歯並びや噛み合わせの問題は、見た目だけの問題ではありません。
歯が重なっていると歯磨きがしにくくなり、虫歯や歯肉炎のリスクが高まります。また、噛みにくさや前歯で食べ物を噛み切りにくい状態は、咀嚼機能が低下し、消化吸収へも悪影響を及ぼします。
開咬や舌癖がある場合には発音障害に関わることもあります。
最近では成人だけではなく小児睡眠時無呼吸症候群の計画もみられる様になり、これに対応するため、当院では鼻呼吸がしやすくなる様に考慮した矯正装置の選択や、気道閉鎖を改善する様な矯正歯科治療の計画を積極的に取り入れております。
見た目への影響
歯並びや口元は、お子さまの表情や笑顔の印象にも関わります。
また、社会生活を営む上で、コンプレックスをかかえるお子様も多くいらっしゃいます。
成長の過程で気になりやすい部分だからこそ、早めに確認しておくことが大切です。
健康への影響(虫歯・歯周炎リスク)
歯が重なっている部分は歯ブラシが届きにくく、磨き残しが増えやすくなります。
そのため、虫歯や歯肉炎のリスクが高まりやすくなります。
発音・咀嚼機能への影響
開咬や前歯の噛み合わせの問題があると、前歯で噛み切りにくい、発音しづらいなどの影響が出ることがあります。
外傷のリスク
出っ歯の傾向が強い場合には、転倒や遊びの最中に前歯をぶつけて欠けたり、唇を傷つけたりするリスクがあります。
顎関節症のリスク
小児の顎関節症(外傷を除く)の多くは不正咬合が関連していると報告されております。
不正咬合の原因
遺伝的要因

歯並びや噛み合わせ、骨格には、遺伝的な影響があります。
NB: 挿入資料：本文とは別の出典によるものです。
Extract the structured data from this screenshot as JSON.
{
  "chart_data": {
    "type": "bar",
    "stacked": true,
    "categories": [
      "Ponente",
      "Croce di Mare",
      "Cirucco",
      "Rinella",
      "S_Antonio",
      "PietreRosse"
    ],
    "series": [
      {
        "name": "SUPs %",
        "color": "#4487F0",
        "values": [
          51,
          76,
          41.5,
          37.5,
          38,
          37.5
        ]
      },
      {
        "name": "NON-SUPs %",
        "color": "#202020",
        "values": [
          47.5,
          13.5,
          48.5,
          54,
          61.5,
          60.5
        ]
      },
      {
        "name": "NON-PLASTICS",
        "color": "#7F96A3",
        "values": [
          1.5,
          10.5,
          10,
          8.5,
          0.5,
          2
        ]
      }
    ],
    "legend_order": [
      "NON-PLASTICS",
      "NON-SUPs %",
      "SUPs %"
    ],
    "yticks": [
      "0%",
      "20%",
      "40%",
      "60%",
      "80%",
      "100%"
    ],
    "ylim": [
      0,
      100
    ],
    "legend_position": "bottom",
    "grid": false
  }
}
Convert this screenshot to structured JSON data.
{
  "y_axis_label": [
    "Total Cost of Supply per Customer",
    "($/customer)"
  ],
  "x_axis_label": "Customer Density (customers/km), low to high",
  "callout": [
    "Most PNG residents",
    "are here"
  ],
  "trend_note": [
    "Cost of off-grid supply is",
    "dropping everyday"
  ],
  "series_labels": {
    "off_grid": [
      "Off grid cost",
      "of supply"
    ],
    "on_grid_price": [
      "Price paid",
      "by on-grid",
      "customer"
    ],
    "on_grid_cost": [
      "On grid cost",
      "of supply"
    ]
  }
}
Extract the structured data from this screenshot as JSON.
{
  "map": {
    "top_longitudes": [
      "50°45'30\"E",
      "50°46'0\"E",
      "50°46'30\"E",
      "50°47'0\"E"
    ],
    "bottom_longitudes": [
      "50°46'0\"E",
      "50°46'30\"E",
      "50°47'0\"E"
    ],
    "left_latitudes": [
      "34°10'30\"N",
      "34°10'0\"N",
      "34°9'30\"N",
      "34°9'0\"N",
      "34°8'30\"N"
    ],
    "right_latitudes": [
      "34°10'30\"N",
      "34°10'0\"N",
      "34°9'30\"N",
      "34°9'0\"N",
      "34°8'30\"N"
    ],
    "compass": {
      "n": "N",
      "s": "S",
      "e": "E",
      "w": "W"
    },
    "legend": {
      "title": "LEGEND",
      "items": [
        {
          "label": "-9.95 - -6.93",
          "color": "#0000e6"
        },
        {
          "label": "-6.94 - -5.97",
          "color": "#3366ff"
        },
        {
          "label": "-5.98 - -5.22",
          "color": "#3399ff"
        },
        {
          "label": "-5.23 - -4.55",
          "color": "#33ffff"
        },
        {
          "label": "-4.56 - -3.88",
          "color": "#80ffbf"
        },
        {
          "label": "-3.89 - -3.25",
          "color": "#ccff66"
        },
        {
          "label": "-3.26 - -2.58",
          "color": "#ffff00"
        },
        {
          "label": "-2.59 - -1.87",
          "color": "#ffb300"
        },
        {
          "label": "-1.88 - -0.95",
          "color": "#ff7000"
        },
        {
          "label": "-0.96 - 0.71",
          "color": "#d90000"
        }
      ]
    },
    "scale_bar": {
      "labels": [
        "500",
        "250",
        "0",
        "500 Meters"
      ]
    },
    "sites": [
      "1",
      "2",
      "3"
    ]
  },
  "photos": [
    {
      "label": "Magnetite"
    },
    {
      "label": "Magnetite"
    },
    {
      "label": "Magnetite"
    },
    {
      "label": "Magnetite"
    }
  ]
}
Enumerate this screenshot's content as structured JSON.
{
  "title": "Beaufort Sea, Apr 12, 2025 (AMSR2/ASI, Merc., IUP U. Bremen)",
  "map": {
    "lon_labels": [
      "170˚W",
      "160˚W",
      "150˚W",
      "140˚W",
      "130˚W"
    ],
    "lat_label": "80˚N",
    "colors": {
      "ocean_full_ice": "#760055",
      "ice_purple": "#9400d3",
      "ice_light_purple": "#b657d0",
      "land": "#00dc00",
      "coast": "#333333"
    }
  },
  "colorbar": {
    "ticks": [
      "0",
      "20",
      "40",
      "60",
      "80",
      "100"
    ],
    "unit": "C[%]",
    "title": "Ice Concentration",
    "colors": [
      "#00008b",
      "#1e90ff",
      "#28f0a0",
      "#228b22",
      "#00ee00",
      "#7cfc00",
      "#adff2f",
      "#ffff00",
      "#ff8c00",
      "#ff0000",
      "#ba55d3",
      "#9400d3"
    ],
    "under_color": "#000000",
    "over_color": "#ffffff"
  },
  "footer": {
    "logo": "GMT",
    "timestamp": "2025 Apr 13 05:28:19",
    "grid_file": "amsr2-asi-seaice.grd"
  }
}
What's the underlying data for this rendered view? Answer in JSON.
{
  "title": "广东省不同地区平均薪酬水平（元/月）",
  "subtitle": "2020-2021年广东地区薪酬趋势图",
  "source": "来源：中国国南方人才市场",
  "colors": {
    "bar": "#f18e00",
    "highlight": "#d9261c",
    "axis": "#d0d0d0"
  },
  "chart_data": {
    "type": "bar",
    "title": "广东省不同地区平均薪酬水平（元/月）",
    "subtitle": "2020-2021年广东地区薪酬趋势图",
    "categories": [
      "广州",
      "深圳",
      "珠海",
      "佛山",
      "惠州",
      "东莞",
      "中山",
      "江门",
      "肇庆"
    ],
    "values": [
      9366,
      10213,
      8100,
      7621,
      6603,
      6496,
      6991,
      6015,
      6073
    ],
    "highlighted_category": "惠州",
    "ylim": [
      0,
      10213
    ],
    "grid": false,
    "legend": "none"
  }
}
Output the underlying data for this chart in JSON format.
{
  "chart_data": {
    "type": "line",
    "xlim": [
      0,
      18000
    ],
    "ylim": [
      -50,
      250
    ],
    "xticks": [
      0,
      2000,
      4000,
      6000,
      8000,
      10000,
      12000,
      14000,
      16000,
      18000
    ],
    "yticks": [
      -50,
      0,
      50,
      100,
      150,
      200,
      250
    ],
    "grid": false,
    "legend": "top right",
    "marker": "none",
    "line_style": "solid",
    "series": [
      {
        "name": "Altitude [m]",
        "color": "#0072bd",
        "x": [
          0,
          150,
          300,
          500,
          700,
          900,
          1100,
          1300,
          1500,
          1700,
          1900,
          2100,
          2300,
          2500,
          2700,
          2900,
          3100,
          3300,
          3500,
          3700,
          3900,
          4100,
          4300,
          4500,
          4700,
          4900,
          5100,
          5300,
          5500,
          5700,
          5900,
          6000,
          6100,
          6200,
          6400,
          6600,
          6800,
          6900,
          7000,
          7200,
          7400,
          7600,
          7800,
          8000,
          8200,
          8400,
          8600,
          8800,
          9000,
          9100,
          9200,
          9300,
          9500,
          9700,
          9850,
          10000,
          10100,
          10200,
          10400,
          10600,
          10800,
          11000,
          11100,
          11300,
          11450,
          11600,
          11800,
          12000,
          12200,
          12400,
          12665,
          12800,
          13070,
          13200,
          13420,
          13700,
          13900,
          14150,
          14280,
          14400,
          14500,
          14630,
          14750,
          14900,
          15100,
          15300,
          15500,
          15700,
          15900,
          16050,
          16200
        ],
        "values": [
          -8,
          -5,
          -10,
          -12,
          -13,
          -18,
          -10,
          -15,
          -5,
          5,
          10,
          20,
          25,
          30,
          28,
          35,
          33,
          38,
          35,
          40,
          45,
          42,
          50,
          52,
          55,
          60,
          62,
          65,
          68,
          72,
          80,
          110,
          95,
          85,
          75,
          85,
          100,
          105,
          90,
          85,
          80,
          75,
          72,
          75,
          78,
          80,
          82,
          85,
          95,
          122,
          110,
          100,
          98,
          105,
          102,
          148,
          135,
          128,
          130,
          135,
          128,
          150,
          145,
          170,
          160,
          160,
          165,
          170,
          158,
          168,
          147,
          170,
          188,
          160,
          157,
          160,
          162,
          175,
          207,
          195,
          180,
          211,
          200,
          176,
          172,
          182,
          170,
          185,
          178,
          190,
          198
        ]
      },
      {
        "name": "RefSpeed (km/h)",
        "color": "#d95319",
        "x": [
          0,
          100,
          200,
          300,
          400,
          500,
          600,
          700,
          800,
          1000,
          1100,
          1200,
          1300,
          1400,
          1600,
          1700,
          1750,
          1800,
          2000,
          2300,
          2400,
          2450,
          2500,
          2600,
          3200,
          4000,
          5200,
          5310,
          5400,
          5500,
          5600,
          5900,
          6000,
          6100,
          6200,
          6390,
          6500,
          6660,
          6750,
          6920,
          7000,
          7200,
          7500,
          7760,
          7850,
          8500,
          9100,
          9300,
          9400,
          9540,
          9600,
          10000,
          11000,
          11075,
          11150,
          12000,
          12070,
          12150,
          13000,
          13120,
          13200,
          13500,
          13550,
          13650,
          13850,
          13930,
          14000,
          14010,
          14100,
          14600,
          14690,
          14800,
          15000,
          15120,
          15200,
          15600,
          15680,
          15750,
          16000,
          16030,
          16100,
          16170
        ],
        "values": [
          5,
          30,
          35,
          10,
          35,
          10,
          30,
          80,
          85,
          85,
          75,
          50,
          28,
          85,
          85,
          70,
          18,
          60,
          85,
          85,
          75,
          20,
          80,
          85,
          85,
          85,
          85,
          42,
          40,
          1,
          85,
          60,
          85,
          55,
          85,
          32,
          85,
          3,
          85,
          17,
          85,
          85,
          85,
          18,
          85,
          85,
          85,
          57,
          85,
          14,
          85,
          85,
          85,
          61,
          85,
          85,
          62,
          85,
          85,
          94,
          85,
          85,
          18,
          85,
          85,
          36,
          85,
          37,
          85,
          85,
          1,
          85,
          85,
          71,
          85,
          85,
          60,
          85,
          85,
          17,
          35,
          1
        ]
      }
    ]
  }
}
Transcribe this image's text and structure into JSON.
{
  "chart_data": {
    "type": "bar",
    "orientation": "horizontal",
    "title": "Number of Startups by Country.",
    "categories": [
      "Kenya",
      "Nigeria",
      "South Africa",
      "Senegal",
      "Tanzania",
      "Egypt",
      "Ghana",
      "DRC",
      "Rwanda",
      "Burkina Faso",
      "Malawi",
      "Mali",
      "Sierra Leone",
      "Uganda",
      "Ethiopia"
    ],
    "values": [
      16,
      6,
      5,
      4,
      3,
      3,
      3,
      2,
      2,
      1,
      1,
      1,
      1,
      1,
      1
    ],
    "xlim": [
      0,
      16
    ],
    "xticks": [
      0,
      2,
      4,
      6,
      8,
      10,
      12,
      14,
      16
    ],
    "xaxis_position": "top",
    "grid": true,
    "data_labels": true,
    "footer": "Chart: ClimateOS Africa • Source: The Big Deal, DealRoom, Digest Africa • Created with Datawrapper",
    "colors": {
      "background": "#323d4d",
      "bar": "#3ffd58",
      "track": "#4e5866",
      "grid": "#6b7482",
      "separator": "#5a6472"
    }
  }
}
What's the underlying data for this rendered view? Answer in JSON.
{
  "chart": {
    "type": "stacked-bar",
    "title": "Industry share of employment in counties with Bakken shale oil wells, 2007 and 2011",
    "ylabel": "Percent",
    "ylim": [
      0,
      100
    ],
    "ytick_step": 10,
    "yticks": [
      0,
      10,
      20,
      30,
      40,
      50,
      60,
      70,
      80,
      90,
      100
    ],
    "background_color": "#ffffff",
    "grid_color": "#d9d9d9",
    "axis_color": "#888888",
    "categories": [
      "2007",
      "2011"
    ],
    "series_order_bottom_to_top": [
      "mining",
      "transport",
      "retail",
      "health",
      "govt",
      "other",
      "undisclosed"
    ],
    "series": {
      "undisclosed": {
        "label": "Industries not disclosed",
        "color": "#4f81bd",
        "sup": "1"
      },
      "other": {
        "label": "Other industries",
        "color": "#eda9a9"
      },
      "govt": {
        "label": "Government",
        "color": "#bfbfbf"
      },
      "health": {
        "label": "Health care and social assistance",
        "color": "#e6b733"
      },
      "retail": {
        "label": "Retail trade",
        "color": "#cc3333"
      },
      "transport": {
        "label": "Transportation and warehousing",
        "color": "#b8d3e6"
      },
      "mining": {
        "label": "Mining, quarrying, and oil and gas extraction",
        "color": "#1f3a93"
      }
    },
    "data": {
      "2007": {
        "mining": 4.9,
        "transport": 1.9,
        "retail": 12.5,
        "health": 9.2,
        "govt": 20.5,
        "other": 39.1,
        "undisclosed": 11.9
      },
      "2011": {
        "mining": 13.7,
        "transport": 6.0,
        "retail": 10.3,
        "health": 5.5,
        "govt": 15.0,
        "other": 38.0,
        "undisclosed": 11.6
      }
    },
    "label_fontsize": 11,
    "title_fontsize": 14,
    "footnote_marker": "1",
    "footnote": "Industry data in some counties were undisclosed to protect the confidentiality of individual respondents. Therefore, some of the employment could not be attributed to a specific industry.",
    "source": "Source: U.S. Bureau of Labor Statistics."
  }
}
たとえば、顎が小さい、歯が大きい、上下の顎の前後差が出やすいなど、ご家族に似た傾向が見られることがあります。受け口や出っ歯、歯のガタつきなどに骨格的な要素が関わっているケースもあります。
ただし、歯並びは遺伝だけで決まるものではありません。
現在は、歯並びに関わる遺伝的要素は全体の30%程度ともいわれており、残りは生活習慣やお口の使い方など、後天的な環境要因の影響が大きいと考えられています。
後天的要因
後天的要因として代表的なのが、指しゃぶり・爪噛み・舌で前歯を押す癖・頬杖・口呼吸などです。
これらの習慣が長期間続くと、歯に偏った力がかかり、顎の成長や歯の位置に影響することがあります。
指しゃぶり・爪噛みなどの癖

指しゃぶりや爪噛みなどの癖は、前歯の位置や噛み合わせに影響を与えることがあります。特に長期間続く場合は注意が必要です。
口呼吸

口呼吸が続くと、お口が開いた状態になりやすく、舌や唇、頬の筋肉のバランスが崩れやすくなります。その結果、歯並びや噛み合わせに影響することがあります。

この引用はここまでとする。